If not for a beastly combination of food poisoning and stomach flu, your editor would have commented late Tuesday about the final report on teacher evaluations released by the Bill & Melinda Gates Foundation’s Measures of Effective Teaching Project. Dropout Nation has already written about the implications of some of the initiative’s findings. But the spin on the results being pitched by Gates, along with the seeming unwillingness of reformers to ask hard questions about what the study really shows, made it necessary for your editor to note some key points.


Classroom observations are useless in evaluating teacher performance: With just four hundredths of a standard deviation  (at most) relationship between classroom observations and the likelihood of a teacher performing well in improving student performance (depending on the role of observations in each of the four models developed by Gates) –versus five-tenths of a standard deviation relationship between Value-Added student test score growth data and performance — it is clear that even the most-effective classroom observations are hardly useful in evaluating this most-important and non-observable aspect of teacher quality. This shouldn’t be surprising. As MET noted last year, even the most-rigorous classroom evaluations are accurate in assessing teacher performance only one fifth of a standard deviation in reading and less than half of a standard deviation in math, lower than the seven-tenths of a standard deviation for Value-Added data.

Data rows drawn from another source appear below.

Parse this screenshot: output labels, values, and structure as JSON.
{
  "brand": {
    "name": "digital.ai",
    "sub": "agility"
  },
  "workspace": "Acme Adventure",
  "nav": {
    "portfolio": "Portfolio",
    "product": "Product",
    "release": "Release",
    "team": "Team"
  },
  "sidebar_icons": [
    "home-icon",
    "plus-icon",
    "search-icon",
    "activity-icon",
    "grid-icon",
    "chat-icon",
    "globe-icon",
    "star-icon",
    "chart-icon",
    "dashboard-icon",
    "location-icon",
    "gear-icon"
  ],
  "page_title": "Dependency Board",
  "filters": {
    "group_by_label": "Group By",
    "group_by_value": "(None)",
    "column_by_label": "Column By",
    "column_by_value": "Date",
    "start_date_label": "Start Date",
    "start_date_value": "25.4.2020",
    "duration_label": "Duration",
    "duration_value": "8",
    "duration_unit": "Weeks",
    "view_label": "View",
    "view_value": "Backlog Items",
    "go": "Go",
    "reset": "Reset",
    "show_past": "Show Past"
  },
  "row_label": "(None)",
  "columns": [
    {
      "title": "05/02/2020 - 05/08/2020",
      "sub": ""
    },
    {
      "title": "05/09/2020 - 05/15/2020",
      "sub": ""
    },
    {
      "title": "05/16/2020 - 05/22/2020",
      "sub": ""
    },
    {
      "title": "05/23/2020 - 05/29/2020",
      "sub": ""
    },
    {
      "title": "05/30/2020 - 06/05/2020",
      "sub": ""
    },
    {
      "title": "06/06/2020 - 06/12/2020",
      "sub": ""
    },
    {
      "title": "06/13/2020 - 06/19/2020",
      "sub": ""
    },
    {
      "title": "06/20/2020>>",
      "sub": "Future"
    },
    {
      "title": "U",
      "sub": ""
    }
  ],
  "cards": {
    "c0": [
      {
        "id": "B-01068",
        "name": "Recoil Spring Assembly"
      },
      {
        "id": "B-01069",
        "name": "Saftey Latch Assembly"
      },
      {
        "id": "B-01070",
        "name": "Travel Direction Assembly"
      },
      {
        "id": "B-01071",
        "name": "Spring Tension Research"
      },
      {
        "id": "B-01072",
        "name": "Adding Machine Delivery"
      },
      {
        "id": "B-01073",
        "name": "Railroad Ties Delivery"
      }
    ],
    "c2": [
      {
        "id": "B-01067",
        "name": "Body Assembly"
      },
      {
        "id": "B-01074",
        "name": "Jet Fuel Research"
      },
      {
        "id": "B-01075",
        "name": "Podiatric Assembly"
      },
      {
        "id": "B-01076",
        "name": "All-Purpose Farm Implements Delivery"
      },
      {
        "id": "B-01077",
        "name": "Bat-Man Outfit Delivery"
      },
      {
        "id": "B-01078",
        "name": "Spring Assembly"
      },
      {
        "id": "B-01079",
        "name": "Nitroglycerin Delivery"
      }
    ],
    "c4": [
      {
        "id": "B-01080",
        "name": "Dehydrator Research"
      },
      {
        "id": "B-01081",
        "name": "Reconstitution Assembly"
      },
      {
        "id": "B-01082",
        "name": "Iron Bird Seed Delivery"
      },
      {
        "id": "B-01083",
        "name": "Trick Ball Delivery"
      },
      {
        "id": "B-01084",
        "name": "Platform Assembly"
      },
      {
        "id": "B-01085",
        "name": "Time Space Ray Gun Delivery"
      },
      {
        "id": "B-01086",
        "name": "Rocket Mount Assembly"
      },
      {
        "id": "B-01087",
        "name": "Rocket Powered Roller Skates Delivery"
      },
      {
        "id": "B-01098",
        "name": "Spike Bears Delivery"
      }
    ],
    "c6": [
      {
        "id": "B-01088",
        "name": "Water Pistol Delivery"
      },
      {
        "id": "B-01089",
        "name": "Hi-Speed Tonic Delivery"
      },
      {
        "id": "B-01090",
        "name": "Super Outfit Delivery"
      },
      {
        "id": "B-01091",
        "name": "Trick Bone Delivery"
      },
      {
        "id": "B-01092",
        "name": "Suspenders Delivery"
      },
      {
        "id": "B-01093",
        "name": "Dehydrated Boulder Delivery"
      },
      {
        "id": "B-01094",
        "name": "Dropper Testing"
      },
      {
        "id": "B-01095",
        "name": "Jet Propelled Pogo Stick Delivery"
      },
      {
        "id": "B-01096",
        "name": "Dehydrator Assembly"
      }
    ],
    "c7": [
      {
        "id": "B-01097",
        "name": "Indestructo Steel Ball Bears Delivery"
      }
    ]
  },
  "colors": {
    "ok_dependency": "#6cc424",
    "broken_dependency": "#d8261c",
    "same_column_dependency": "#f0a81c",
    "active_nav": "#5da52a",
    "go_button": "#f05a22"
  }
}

It would be too costly and counterproductive to make classroom observations better: While the Gates Foundation argues that observations may work better if two or more observers are involved — especially a school leader or otherwise independent observer not working in the school — the MET report doesn’t fully break out how much more reliable this approach would be compared to either having one person observe a teacher multiple times or just relying on test score data. [The fact that MET doesn’t fully define what “reliable” is in their view is also a problem.] In any case, given that the approach Gates thinks would work best (including training observers for 17 hours and likely having to dismiss a quarter of them for being too biased in their observations to do the job right) is also one that could cost far more money than the average district or state would be willing to bear, the conclusion remains that classroom observations are not ready for any time.

No matter how you mix it, it’s better to go with Value-Added, student surveys, or both: As Dropout Nation noted last year, the accuracy of classroom observations is so low that even in a multiple measures approach to evaluation in which value-added data and student surveys account for the overwhelming majority of the data culled from the model (72.9 percent, and 17.2 percent of the evaluation in one case), the classroom observations are of such low quality that they bring down the accuracy of the overall performance review. This point is raised again in the latest group of models floated by Gates in its final MET study. Only one model matches the level of accuracy Value-Added has on its own — and that’s because observations only account for two percent of the data in the model. The usefulness of the next model, one of the three Gates prefers because observations account for a quarter of the data used (while Value-Added accounts for half), declines by nine-hundreds of a standard deviation based on Dropout Nation‘s analysis of the MET report’s data; another model, in observations, Value-Added and student surveys account for one-third each, the loss of accuracy is nearly two-tenths of a standard deviation.

Yet the Gates Foundation insists on pushing a “multiple measures approach” that is useless to teachers, school leaders, families, and children alike: Certainly one understands why it is doing so. After all, Gates is looking to molify the National Education Association and the American Federation of Teachers, which have, for the most part, unsuccessfully stood against efforts to overhaul teacher evaluations, as well as deal with those teachers who are fearful of any change in how their performance is assessed. Multiple measures offers that faint possibility of whittling down opposition (even as reaction from traditionalists so far suggest the opposite). Yet in touting a multiple measures approach that data from its own research does not support in any meaningful way whatsoever, the Gates Foundation is making a deliberate error; its embrace of multiple measures is one that dismisses strong data that disproves its position. This last MET report should be considered more of a white paper with only a semblance of a basis for its conclusions on otherwise useful data.

By touting multiple measures as the best approach to teacher evaluations, Gates Foundation and reformers are doing a disservice to teachers, school leaders, families, and children alike. For teachers, multiple measures means inaccurate and, ultimately, unfair assessment of their performance because they are not getting the highest-quality data from the two data sources — Value-Added and student surveys along the lines of the Tripod system developed by Cambridge Education and Harvard researcher Ronald Ferguson — that provide the most-comprehensive information on both non-observable and observable aspects of teacher quality. For school leaders, continuing classroom observations when there is no need for them equals to wasted man-hours and financial resources that could be better used for improving student achievement. Families are not being assured that the teachers that serve their children are getting the most-comprehensive feedback on their work needed in order to help good and great teacher become better (as well as weed out laggards from classrooms). And for children, who likely have a better sense of which teachers are more-helpful than others, multiple measures means the loss of their much-needed feedback.

Gates Foundation could and should have done better. The good news is that the data its MET project has made clear the need to move away from the traditional model of teacher performance management.